Digitale Gesundheitsanwendungen (DiGA) haben sich seit ihrer offiziellen Einführung 2019 zu einem echten Trendthema im Gesundheitswesen entwickelt. An die Entwicklung von Apps, die durch Ärzte und Ärztinnen verschrieben werden können, sind große Erwartungen geknüpft: Sie sollen helfen, die Qualität der Gesundheitsversorgung zu verbessern, Patienten empowern und die Therapietreue verstärken. Auf Seiten vieler Ärztinnen und Ärzte scheint es jedoch noch einige Zweifel an den DiGA zu geben, denn bisher sind ihre Verschreibungszahlen noch längst nicht so hoch, wie von Herstellern erhofft.
Nun haben die Mediziner und Medizinerinnen erstmals die Entwicklung einer DiGA für HIV-Infizierte in Angriff genommen. COMTRAC-HIV heißt die App, an der das Universitätsklinikum Frankfurt arbeitet und mit deren Hilfe HIV-Infizierte ihren Alltag besser bewältigen sollen. Angedacht ist zudem, dass die Anwendung künftig auch für andere Krankheitsbilder zum Einsatz kommen soll. Die Idee überzeugt: Das Land Hessen fand das Konzept so vielversprechend, dass es sich finanziell an der Entwicklung beteiligt und rund 900.000 Euro aus dem Förderprogramm Distr@l beisteuert.
Nutzerzentriertes Design ist entscheidend
Ein guter Anfang. Doch warum haben sich ausgerechnet Ärzte und Ärztinnen bemüßigt gefühlt, eine DiGA für HIV-Infizierte zu entwickeln? „Gerade als Ärztin wird man inzwischen häufig mit digitaler Transformation konfrontiert“, sagt Dr. Angelina Müller, Ärztin am Universitätsklinikum und wissenschaftliche Mitarbeiterin am Institut für Allgemeinmedizin der Goethe-Universität Frankfurt. Häufig reiche aber das Interesse oder schlichtweg die Zeit nicht aus, sich selbst aktiv einzubringen.
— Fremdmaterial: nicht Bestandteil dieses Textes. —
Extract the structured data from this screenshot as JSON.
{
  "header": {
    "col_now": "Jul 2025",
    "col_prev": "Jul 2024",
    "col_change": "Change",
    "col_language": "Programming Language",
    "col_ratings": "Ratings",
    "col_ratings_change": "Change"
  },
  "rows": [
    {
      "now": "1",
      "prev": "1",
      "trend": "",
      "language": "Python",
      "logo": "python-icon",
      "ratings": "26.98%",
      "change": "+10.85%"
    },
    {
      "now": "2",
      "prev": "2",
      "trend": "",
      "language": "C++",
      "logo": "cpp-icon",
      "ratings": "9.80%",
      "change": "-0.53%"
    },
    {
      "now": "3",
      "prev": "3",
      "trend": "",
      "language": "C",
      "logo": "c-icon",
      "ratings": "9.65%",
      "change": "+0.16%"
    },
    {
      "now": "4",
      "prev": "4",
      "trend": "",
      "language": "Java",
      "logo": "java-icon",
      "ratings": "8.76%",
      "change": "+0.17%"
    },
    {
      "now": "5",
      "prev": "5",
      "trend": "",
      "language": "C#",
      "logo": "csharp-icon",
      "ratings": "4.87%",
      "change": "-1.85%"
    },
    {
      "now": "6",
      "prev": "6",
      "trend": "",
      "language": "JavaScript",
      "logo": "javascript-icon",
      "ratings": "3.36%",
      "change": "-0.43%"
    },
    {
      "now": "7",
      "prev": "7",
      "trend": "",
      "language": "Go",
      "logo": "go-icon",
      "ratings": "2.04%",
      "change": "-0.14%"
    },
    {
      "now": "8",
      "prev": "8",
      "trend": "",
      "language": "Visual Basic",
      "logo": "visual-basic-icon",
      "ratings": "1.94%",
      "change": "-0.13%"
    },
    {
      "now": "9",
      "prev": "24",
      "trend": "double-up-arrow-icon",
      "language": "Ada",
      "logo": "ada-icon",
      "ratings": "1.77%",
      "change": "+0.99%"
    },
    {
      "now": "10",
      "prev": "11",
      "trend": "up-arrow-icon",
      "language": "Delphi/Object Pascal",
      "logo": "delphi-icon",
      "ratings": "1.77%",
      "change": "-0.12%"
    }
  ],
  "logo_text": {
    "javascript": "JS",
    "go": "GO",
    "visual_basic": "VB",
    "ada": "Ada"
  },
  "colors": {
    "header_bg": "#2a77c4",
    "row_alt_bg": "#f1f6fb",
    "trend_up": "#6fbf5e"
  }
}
Dabei wäre das so wichtig. Immerhin sind es die Mediziner und Medizinerinnen, die die DiGA an ihre Patienten weiterempfehlen, verschreiben und sie mit dem Umgang vertraut machen sollen. Darum ist ein überzeugender Wirksamkeits- und Nutzernachweis sowie nutzerzentriertes Design besonders wichtig. „Wenn man die Möglichkeit bekommt, bei der Entwicklung einer App mitzuwirken, ist das eine tolle Gelegenheit, ein Produkt zu entwickeln, welches die Bedürfnisse und die Herausforderungen für den tatsächlichen Nutzer kennt“, findet die Medizinerin.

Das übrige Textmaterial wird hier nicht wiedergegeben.